Mi primera sensación, como siempre que entra un cliente en mi estudio (ahora muchos menos que antes, ay) fue de profunda gratitud. Nunca termino de saber por qué escogen mi puerta y mi teléfono. La segunda sensación, casi simultánea a la primera, fue -también como siempre- de duda: A ver qué quería este hombre y si yo sería capaz de ayudarle. Y la tercera, cuando sacó el papel del bolsillo del pantalón y lo puso, arrugado, sobre la mesa, fue -como casi siempre- de pasmo: ¿Esto qué es? ¿En qué lenguaje está escrito? No entiendo nada.

Al bofetón que me da el dibujo se superpone la explicación atropellada del cliente, que lleva varios días enfrascado en ese Manuscrito del Mar Muerto y lo tiene tan interiorizado y tan elaborado que piensa que su diseño es evidente para cualquiera.
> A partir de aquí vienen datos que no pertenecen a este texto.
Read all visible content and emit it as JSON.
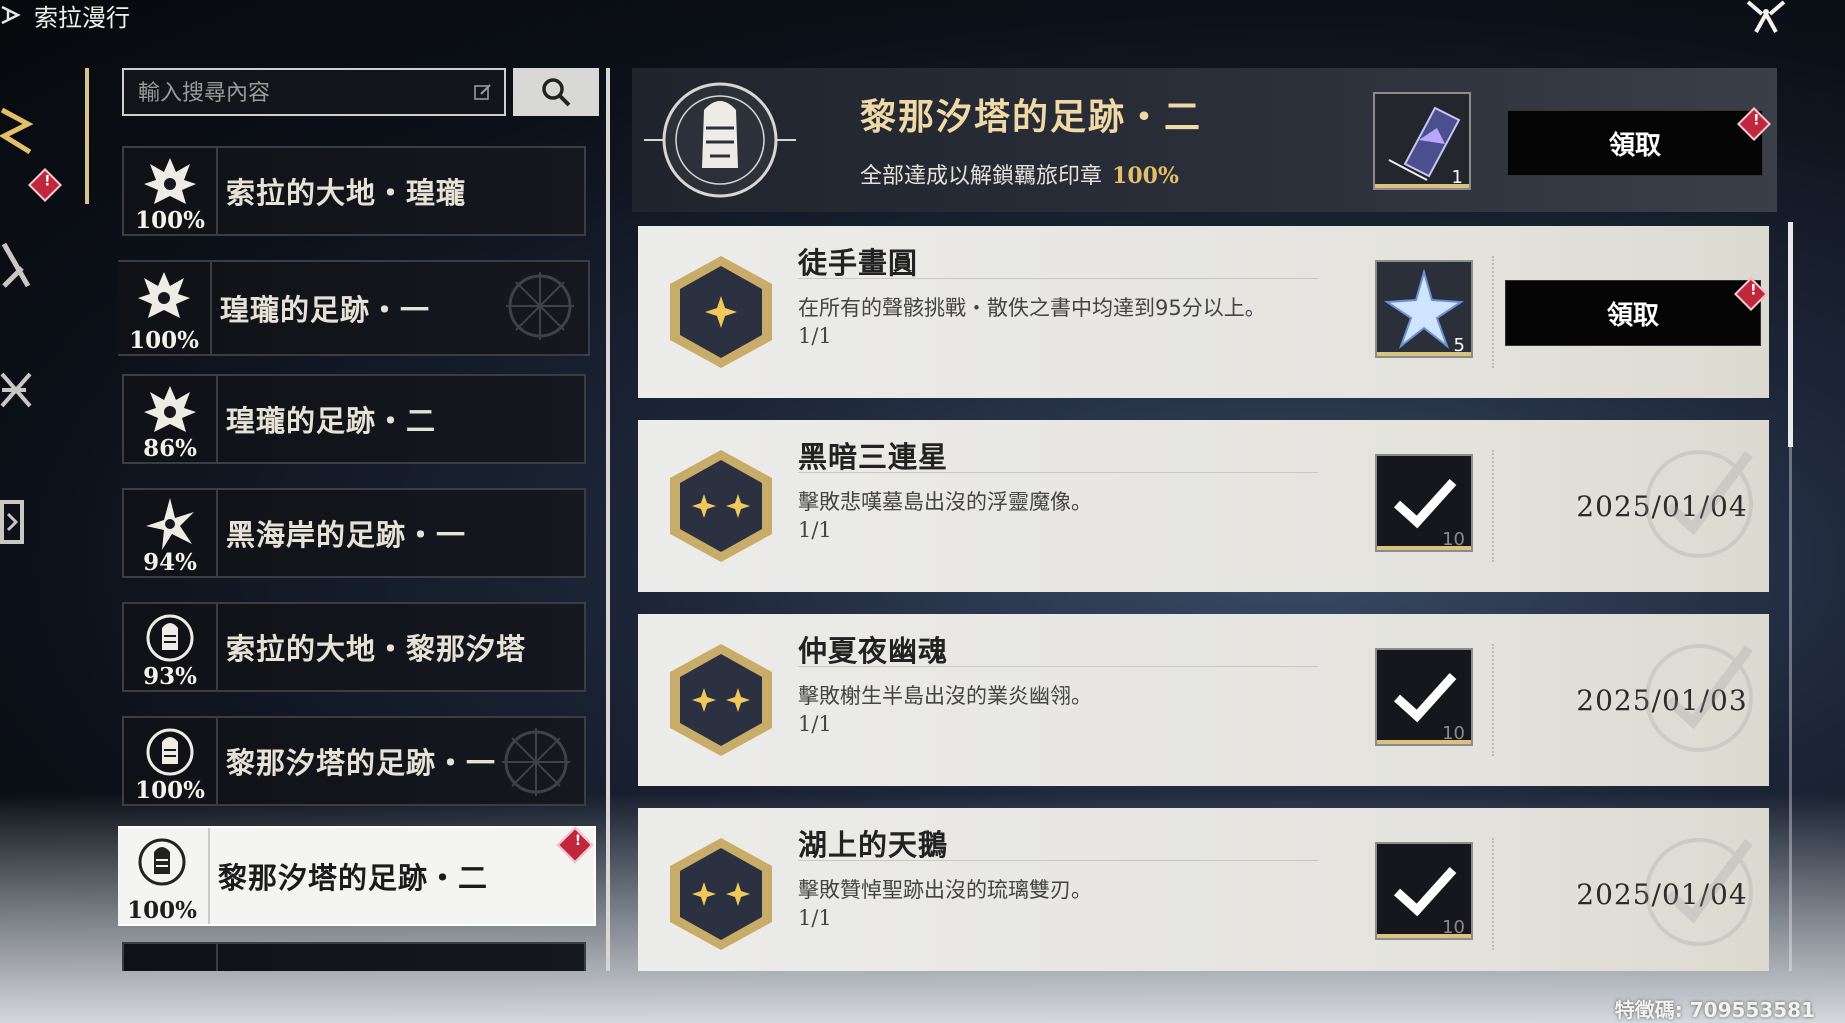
{
  "app": {
    "title": "索拉漫行"
  },
  "search": {
    "placeholder": "輸入搜尋內容"
  },
  "list": [
    {
      "name": "索拉的大地・瑝瓏",
      "pct": "100%"
    },
    {
      "name": "瑝瓏的足跡・一",
      "pct": "100%"
    },
    {
      "name": "瑝瓏的足跡・二",
      "pct": "86%"
    },
    {
      "name": "黑海岸的足跡・一",
      "pct": "94%"
    },
    {
      "name": "索拉的大地・黎那汐塔",
      "pct": "93%"
    },
    {
      "name": "黎那汐塔的足跡・一",
      "pct": "100%"
    },
    {
      "name": "黎那汐塔的足跡・二",
      "pct": "100%"
    }
  ],
  "header": {
    "title": "黎那汐塔的足跡・二",
    "subtitle": "全部達成以解鎖羈旅印章",
    "percent": "100%",
    "reward_count": "1",
    "claim_label": "領取"
  },
  "achievements": [
    {
      "title": "徒手畫圓",
      "desc": "在所有的聲骸挑戰・散佚之書中均達到95分以上。",
      "progress": "1/1",
      "reward_count": "5",
      "claim_label": "領取",
      "stars": 1
    },
    {
      "title": "黑暗三連星",
      "desc": "擊敗悲嘆墓島出沒的浮靈魔像。",
      "progress": "1/1",
      "reward_count": "10",
      "date": "2025/01/04",
      "stars": 2
    },
    {
      "title": "仲夏夜幽魂",
      "desc": "擊敗榭生半島出沒的業炎幽翎。",
      "progress": "1/1",
      "reward_count": "10",
      "date": "2025/01/03",
      "stars": 2
    },
    {
      "title": "湖上的天鵝",
      "desc": "擊敗贊悼聖跡出沒的琉璃雙刃。",
      "progress": "1/1",
      "reward_count": "10",
      "date": "2025/01/04",
      "stars": 2
    }
  ],
  "footer": {
    "feature_code": "特徵碼: 709553581"
  },
  "colors": {
    "accent_gold": "#e4bf6a",
    "badge_red": "#c0263c",
    "title_gold": "#efd9a6"
  },
  "icons": [
    "app-logo-icon",
    "close-x-icon",
    "search-icon",
    "edit-icon",
    "dragon-emblem-icon",
    "star-flower-emblem-icon",
    "seal-emblem-icon",
    "check-icon",
    "star-crystal-icon",
    "card-item-icon"
  ]
}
Por ello, en vez de empezar por el principio, empieza por los últimos problemas que le acucian.
Antes de saber yo aún qué es eso (un local comercial, una vivienda, una oficina, una industria...) ni de que me diga para qué me necesita (para proyectar esa edificación de obra nueva, para hacer una reforma de esa planta existente, para partir ese local en dos partes iguales para su hermano y para él...), lo primero que suelta el cliente tras desplegar la hoja de papel sobre la mesa es:

-En los baños no quiero bidé. Tampoco bañera: Ducha.
-Ya -digo yo, por decir algo y para ver si mientras tanto averiguo cuales son los baños (y eso que lo pone).
-Y lo que no sé es si es mejor entrar a la sala por aquí o por aquí.
-Hombre... -y sigo dejando pasar el tiempo, a ver si me entero de qué es "aquí" y qué es "aquí".
-Y esta puerta es de setenta, ¡y tiene que abrir a izquierdas!
-Claro, claro. A izquierdas.

Vamos a ver: empecemos por el principio, y sin falsas ñoñerías ni cursiladas: El hecho de que un cliente llame a mi puerta o a mi teléfono es algo que me sigue emocionando y que me sigue pareciendo inexplicable. Y si viene diciéndome que le gustó el trabajo que le hice a un amigo suyo, o que su hermano le ha hablado muy bien de mí, me puede. Me mata.
-José Ramón Hernández; un admirador, un esclavo, un amigo, un siervo.


Que conste que aunque parezca que digo todo esto con algún cachondeíto (apenas nada) y algún dolor (bastante más) mi simpatía hacia mis clientes es sincera. Benditos sean.